The Human Impact of Riau Indonesian
Languages always tend to become more complex in isolation. So there’s no reason why some language would basically run into the ground like Riau Indonesian had unless something unusual had happened. And it wasn’t an asteroid. It wasn’t a controversial election count or anything like that. It was actually learning this language as a second language. That is what did it.
Riau Indonesian is spoken in a region where people who spoke various languages related to Indonesian had come together over the centuries. What this has meant is that Indonesian has been used much more as a second language than as a first language in this area.
Just like we sweat through our language-learning classes, all adults anywhere in the world have trouble with such things. But most people wouldn’t think of learning a language as trouble. The fact is that needing to learn the language completely is kind of a hobby; kind of a Western obsession. As long as you can get along, you’re doing fine.
Learn more about the story of human language.
An Abbreviated Indonesian?

So, people would come to this region, and, as far as they were concerned, would learn Indonesian, but it was not Indonesian in its complete sense. It was still viable for communication. The people who live in this Riau region are just fine and have thriving nuanced lives and relationships. But still, it was not the Indonesian of the past. It’s not the Indonesian that is captured on the page that one learns today.
So, the languages that these people spoke natively are typically complex, full of prefixes and suffixes and marking of active and passive, just like regular Indonesian. They tend to be more complex than regular Indonesian, as a matter of fact. But these people did not learn Indonesian completely. As a result, Riau Indonesian is a kind of an abbreviated Indonesian, which is fine as a human language. But as it happened, it became the way it is because of a kind of a train wreck. It got interrupted; people didn’t learn it well, and as a result it became a new kind of language.
That kind of simplicity would never occur independently. There is no such thing as a language that just takes the route of becoming naked. Languages, if you let them go, are like a cat. A cat will climb up a tree, taking higher and thinner branches, and it will stay there, until you bring it down by force. Similarly, languages are always trying to become more and more complex.
But Riau Indonesian has become one of simplest languages in the world precisely because of the interaction of other language speakers with Indonesian, stripping it of almost all its complexity, and leaving just the simplest communicative elements.

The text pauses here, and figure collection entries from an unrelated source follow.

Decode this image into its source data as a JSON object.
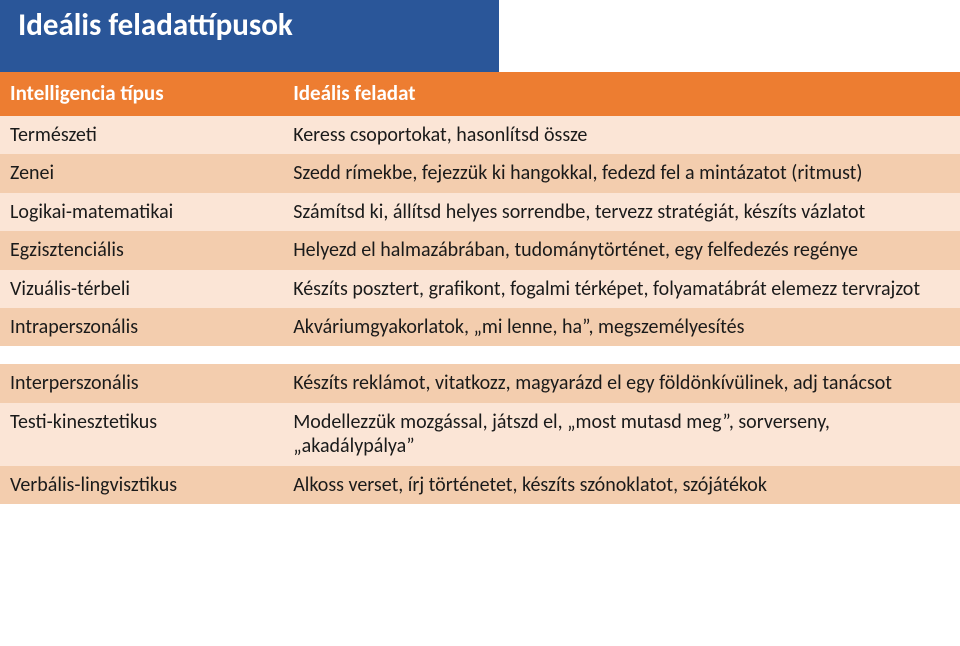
{
  "title": "Ideális feladattípusok",
  "table": {
    "header": {
      "col1": "Intelligencia típus",
      "col2": "Ideális feladat"
    },
    "rows1": [
      {
        "col1": "Természeti",
        "col2": "Keress csoportokat, hasonlítsd össze"
      },
      {
        "col1": "Zenei",
        "col2": "Szedd rímekbe, fejezzük ki hangokkal, fedezd fel a mintázatot (ritmust)"
      },
      {
        "col1": "Logikai-matematikai",
        "col2": "Számítsd ki, állítsd helyes sorrendbe, tervezz stratégiát, készíts vázlatot"
      },
      {
        "col1": "Egzisztenciális",
        "col2": "Helyezd el halmazábrában, tudománytörténet, egy felfedezés regénye"
      },
      {
        "col1": "Vizuális-térbeli",
        "col2": "Készíts posztert, grafikont, fogalmi térképet, folyamatábrát elemezz tervrajzot"
      },
      {
        "col1": "Intraperszonális",
        "col2": "Akváriumgyakorlatok, „mi lenne, ha”, megszemélyesítés"
      }
    ],
    "rows2": [
      {
        "col1": "Interperszonális",
        "col2": "Készíts reklámot, vitatkozz, magyarázd el egy földönkívülinek, adj tanácsot"
      },
      {
        "col1": "Testi-kinesztetikus",
        "col2": "Modellezzük mozgással, játszd el, „most mutasd meg”, sorverseny, „akadálypálya”"
      },
      {
        "col1": "Verbális-lingvisztikus",
        "col2": "Alkoss verset, írj történetet, készíts szónoklatot, szójátékok"
      }
    ]
  },
  "colors": {
    "header_bg": "#ed7d31",
    "band_odd": "#fbe5d6",
    "band_even": "#f3cdae",
    "title_bg": "#2a5699",
    "title_fg": "#ffffff"
  }
}
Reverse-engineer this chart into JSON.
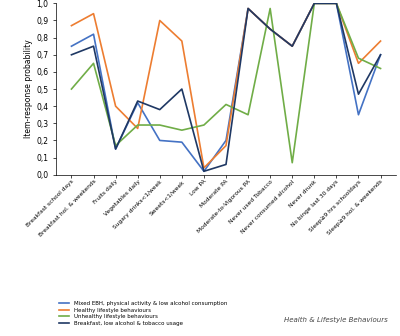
{
  "categories": [
    "Breakfast school days",
    "Breakfast hol. & weekends",
    "Fruits daily",
    "Vegetables daily",
    "Sugary drinks<1/week",
    "Sweets<1/week",
    "Low PA",
    "Moderate PA",
    "Moderate-to-Vigorous PA",
    "Never used Tobacco",
    "Never consumed alcohol",
    "Never drunk",
    "No binge last 30 days",
    "Sleep≥9 hrs schooldays",
    "Sleep≥9 hol. & weekends"
  ],
  "series": {
    "Mixed EBH, physical activity & low alcohol consumption": {
      "color": "#4472C4",
      "values": [
        0.75,
        0.82,
        0.15,
        0.42,
        0.2,
        0.19,
        0.02,
        0.2,
        0.97,
        0.85,
        0.75,
        1.0,
        1.0,
        0.35,
        0.7
      ]
    },
    "Healthy lifestyle behaviours": {
      "color": "#ED7D31",
      "values": [
        0.87,
        0.94,
        0.4,
        0.27,
        0.9,
        0.78,
        0.04,
        0.17,
        0.97,
        0.85,
        0.75,
        1.0,
        1.0,
        0.65,
        0.78
      ]
    },
    "Unhealthy lifestyle behaviours": {
      "color": "#70AD47",
      "values": [
        0.5,
        0.65,
        0.17,
        0.29,
        0.29,
        0.26,
        0.29,
        0.41,
        0.35,
        0.97,
        0.07,
        1.0,
        1.0,
        0.68,
        0.62
      ]
    },
    "Breakfast, low alcohol & tobacco usage": {
      "color": "#1F3864",
      "values": [
        0.7,
        0.75,
        0.15,
        0.43,
        0.38,
        0.5,
        0.02,
        0.06,
        0.97,
        0.85,
        0.75,
        1.0,
        1.0,
        0.47,
        0.7
      ]
    }
  },
  "ylabel": "Item-response probability",
  "ylim": [
    0.0,
    1.0
  ],
  "yticks": [
    0.0,
    0.1,
    0.2,
    0.3,
    0.4,
    0.5,
    0.6,
    0.7,
    0.8,
    0.9,
    1.0
  ],
  "yticklabels": [
    "0,0",
    "0,1",
    "0,2",
    "0,3",
    "0,4",
    "0,5",
    "0,6",
    "0,7",
    "0,8",
    "0,9",
    "1,0"
  ],
  "xlabel_right": "Health & Lifestyle Behaviours",
  "bg_color": "#FFFFFF",
  "linewidth": 1.2,
  "legend_labels": [
    "Mixed EBH, physical activity & low alcohol consumption",
    "Healthy lifestyle behaviours",
    "Unhealthy lifestyle behaviours",
    "Breakfast, low alcohol & tobacco usage"
  ]
}
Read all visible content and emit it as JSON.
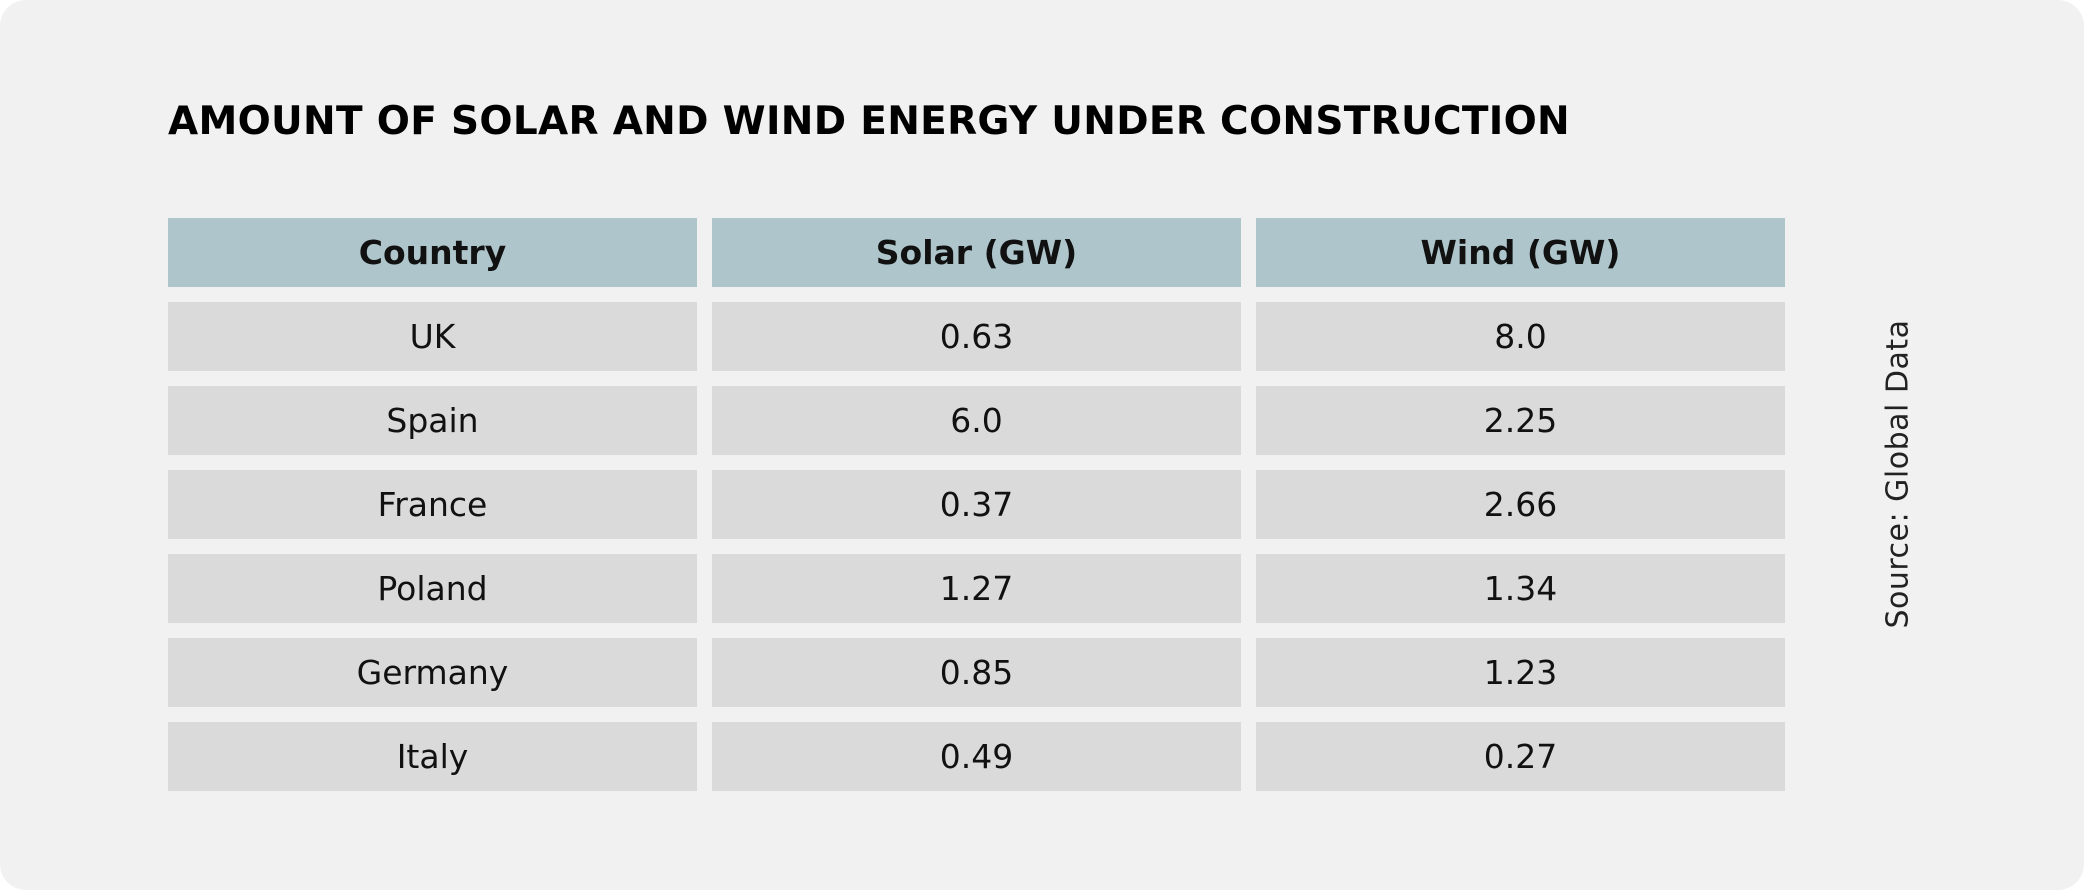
{
  "chart_data": {
    "type": "table",
    "title": "AMOUNT OF SOLAR AND WIND ENERGY UNDER CONSTRUCTION",
    "columns": [
      "Country",
      "Solar (GW)",
      "Wind (GW)"
    ],
    "rows": [
      [
        "UK",
        "0.63",
        "8.0"
      ],
      [
        "Spain",
        "6.0",
        "2.25"
      ],
      [
        "France",
        "0.37",
        "2.66"
      ],
      [
        "Poland",
        "1.27",
        "1.34"
      ],
      [
        "Germany",
        "0.85",
        "1.23"
      ],
      [
        "Italy",
        "0.49",
        "0.27"
      ]
    ],
    "source": "Source: Global Data"
  },
  "colors": {
    "background": "#f1f1f1",
    "header_fill": "#aec6cb",
    "cell_fill": "#dadada"
  }
}
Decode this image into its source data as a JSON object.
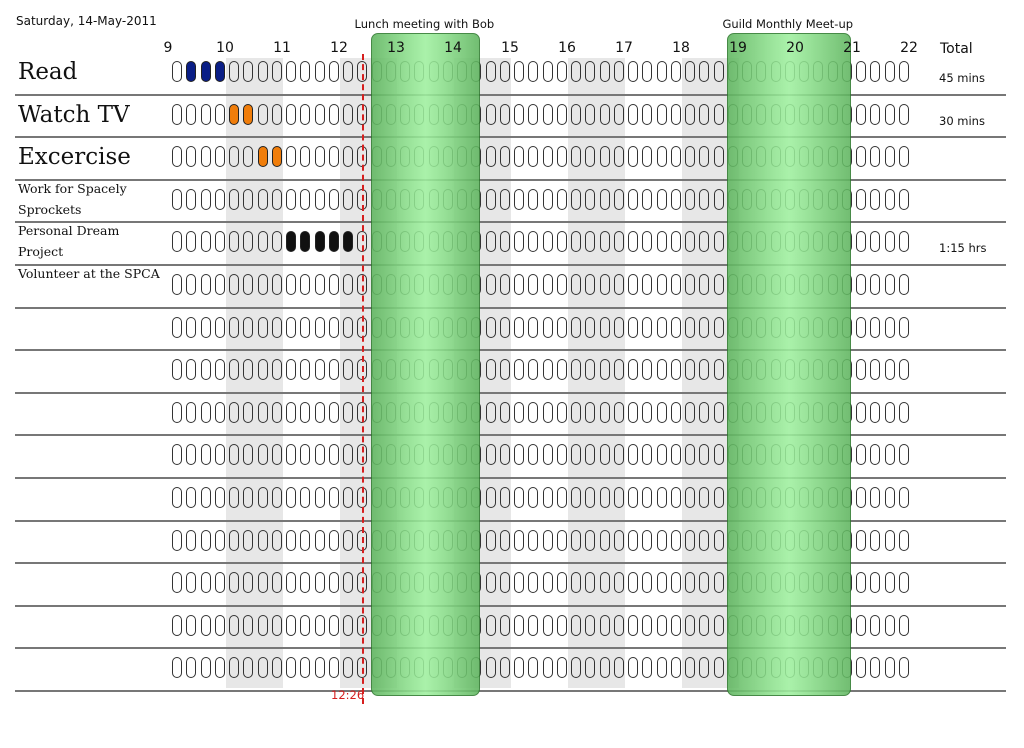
{
  "header": {
    "date": "Saturday, 14-May-2011",
    "total_label": "Total"
  },
  "hours": [
    "9",
    "10",
    "11",
    "12",
    "13",
    "14",
    "15",
    "16",
    "17",
    "18",
    "19",
    "20",
    "21",
    "22"
  ],
  "slots_per_hour": 4,
  "events": [
    {
      "title": "Lunch meeting with Bob",
      "start_hour": 12.5,
      "end_hour": 14.25
    },
    {
      "title": "Guild Monthly Meet-up",
      "start_hour": 18.75,
      "end_hour": 20.75
    }
  ],
  "now": {
    "time": "12:26",
    "hour_value": 12.43
  },
  "colors": {
    "blue": "#0a1e86",
    "orange": "#f07d0a",
    "black": "#111111",
    "event_green": "#8de08d",
    "now_line": "#d61f1f",
    "shade": "#e7e7e7"
  },
  "activities": [
    {
      "name": "Read",
      "size": "big",
      "total": "45 mins",
      "filled": [
        {
          "start": 9.25,
          "end": 10.0,
          "color": "blue"
        }
      ]
    },
    {
      "name": "Watch TV",
      "size": "big",
      "total": "30 mins",
      "filled": [
        {
          "start": 10.0,
          "end": 10.5,
          "color": "orange"
        }
      ]
    },
    {
      "name": "Excercise",
      "size": "big",
      "total": "",
      "filled": [
        {
          "start": 10.5,
          "end": 11.0,
          "color": "orange"
        }
      ]
    },
    {
      "name": "Work for Spacely\nSprockets",
      "size": "small",
      "total": "",
      "filled": []
    },
    {
      "name": "Personal Dream\nProject",
      "size": "small",
      "total": "1:15 hrs",
      "filled": [
        {
          "start": 11.0,
          "end": 12.25,
          "color": "black"
        }
      ]
    },
    {
      "name": "Volunteer at the SPCA",
      "size": "small",
      "total": "",
      "filled": []
    },
    {
      "name": "",
      "size": "small",
      "total": "",
      "filled": []
    },
    {
      "name": "",
      "size": "small",
      "total": "",
      "filled": []
    },
    {
      "name": "",
      "size": "small",
      "total": "",
      "filled": []
    },
    {
      "name": "",
      "size": "small",
      "total": "",
      "filled": []
    },
    {
      "name": "",
      "size": "small",
      "total": "",
      "filled": []
    },
    {
      "name": "",
      "size": "small",
      "total": "",
      "filled": []
    },
    {
      "name": "",
      "size": "small",
      "total": "",
      "filled": []
    },
    {
      "name": "",
      "size": "small",
      "total": "",
      "filled": []
    },
    {
      "name": "",
      "size": "small",
      "total": "",
      "filled": []
    }
  ]
}
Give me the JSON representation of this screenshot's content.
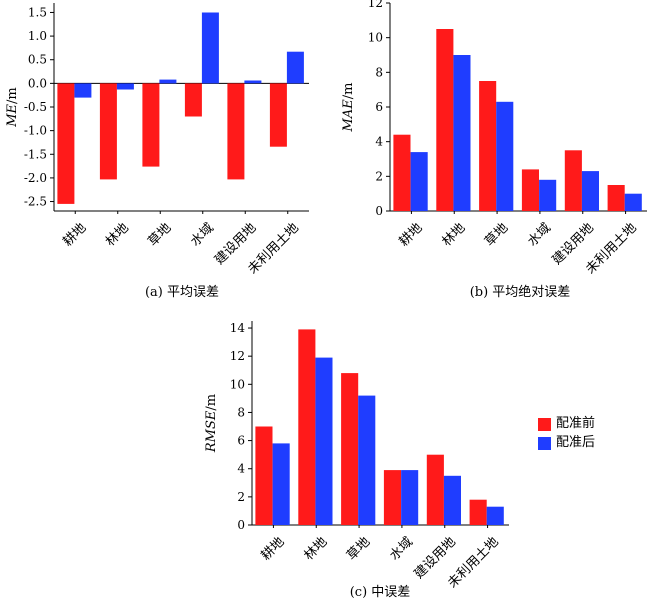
{
  "colors": {
    "before": "#ff1a1a",
    "after": "#1f3dff"
  },
  "legend": {
    "before": "配准前",
    "after": "配准后"
  },
  "chart_data": [
    {
      "type": "bar",
      "id": "a",
      "caption": "(a) 平均误差",
      "ylabel_main": "ME",
      "ylabel_unit": "/m",
      "categories": [
        "耕地",
        "林地",
        "草地",
        "水域",
        "建设用地",
        "未利用土地"
      ],
      "series": [
        {
          "name": "配准前",
          "values": [
            -2.55,
            -2.03,
            -1.76,
            -0.7,
            -2.03,
            -1.34
          ]
        },
        {
          "name": "配准后",
          "values": [
            -0.3,
            -0.13,
            0.08,
            1.5,
            0.06,
            0.67
          ]
        }
      ],
      "yticks": [
        "1.5",
        "1.0",
        "0.5",
        "0.0",
        "-0.5",
        "-1.0",
        "-1.5",
        "-2.0",
        "-2.5"
      ],
      "ylim": [
        -2.7,
        1.7
      ]
    },
    {
      "type": "bar",
      "id": "b",
      "caption": "(b) 平均绝对误差",
      "ylabel_main": "MAE",
      "ylabel_unit": "/m",
      "categories": [
        "耕地",
        "林地",
        "草地",
        "水域",
        "建设用地",
        "未利用土地"
      ],
      "series": [
        {
          "name": "配准前",
          "values": [
            4.4,
            10.5,
            7.5,
            2.4,
            3.5,
            1.5
          ]
        },
        {
          "name": "配准后",
          "values": [
            3.4,
            9.0,
            6.3,
            1.8,
            2.3,
            1.0
          ]
        }
      ],
      "yticks": [
        "0",
        "2",
        "4",
        "6",
        "8",
        "10",
        "12"
      ],
      "ylim": [
        0,
        12
      ]
    },
    {
      "type": "bar",
      "id": "c",
      "caption": "(c) 中误差",
      "ylabel_main": "RMSE",
      "ylabel_unit": "/m",
      "categories": [
        "耕地",
        "林地",
        "草地",
        "水域",
        "建设用地",
        "未利用土地"
      ],
      "series": [
        {
          "name": "配准前",
          "values": [
            7.0,
            13.9,
            10.8,
            3.9,
            5.0,
            1.8
          ]
        },
        {
          "name": "配准后",
          "values": [
            5.8,
            11.9,
            9.2,
            3.9,
            3.5,
            1.3
          ]
        }
      ],
      "yticks": [
        "0",
        "2",
        "4",
        "6",
        "8",
        "10",
        "12",
        "14"
      ],
      "ylim": [
        0,
        14.5
      ]
    }
  ]
}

Common Questions About Riau Indonesian
Riau Indonesian is spoken in one region of the island of Sumatra in Indonesia.
Riau Indonesian is different from most other languages in how simple it is. There are no endings of any substance, no tones, no articles, and no word order. There is only a little bit of indicating things in time. For the most part, Riau Indonesian leaves tense unmarked, they don’t use too many markers, or verb ‘to be’. There is just one third-person word. There is very, very little in the language in terms of complexity.
The phrase ayam makan is the Riau Indonesian phrase that is becoming a mildly famous example in the linguistics world; it’s called the ‘chicken eat’ example. In Riau Indonesian, ayam is ‘chicken’, makan is ‘eat’. Ayam makan can mean, depending on context: the chicken is eating; the chicken ate; the chicken is going to eat; the chicken is being eaten; somebody is eating for the chicken, and many more such interpretations.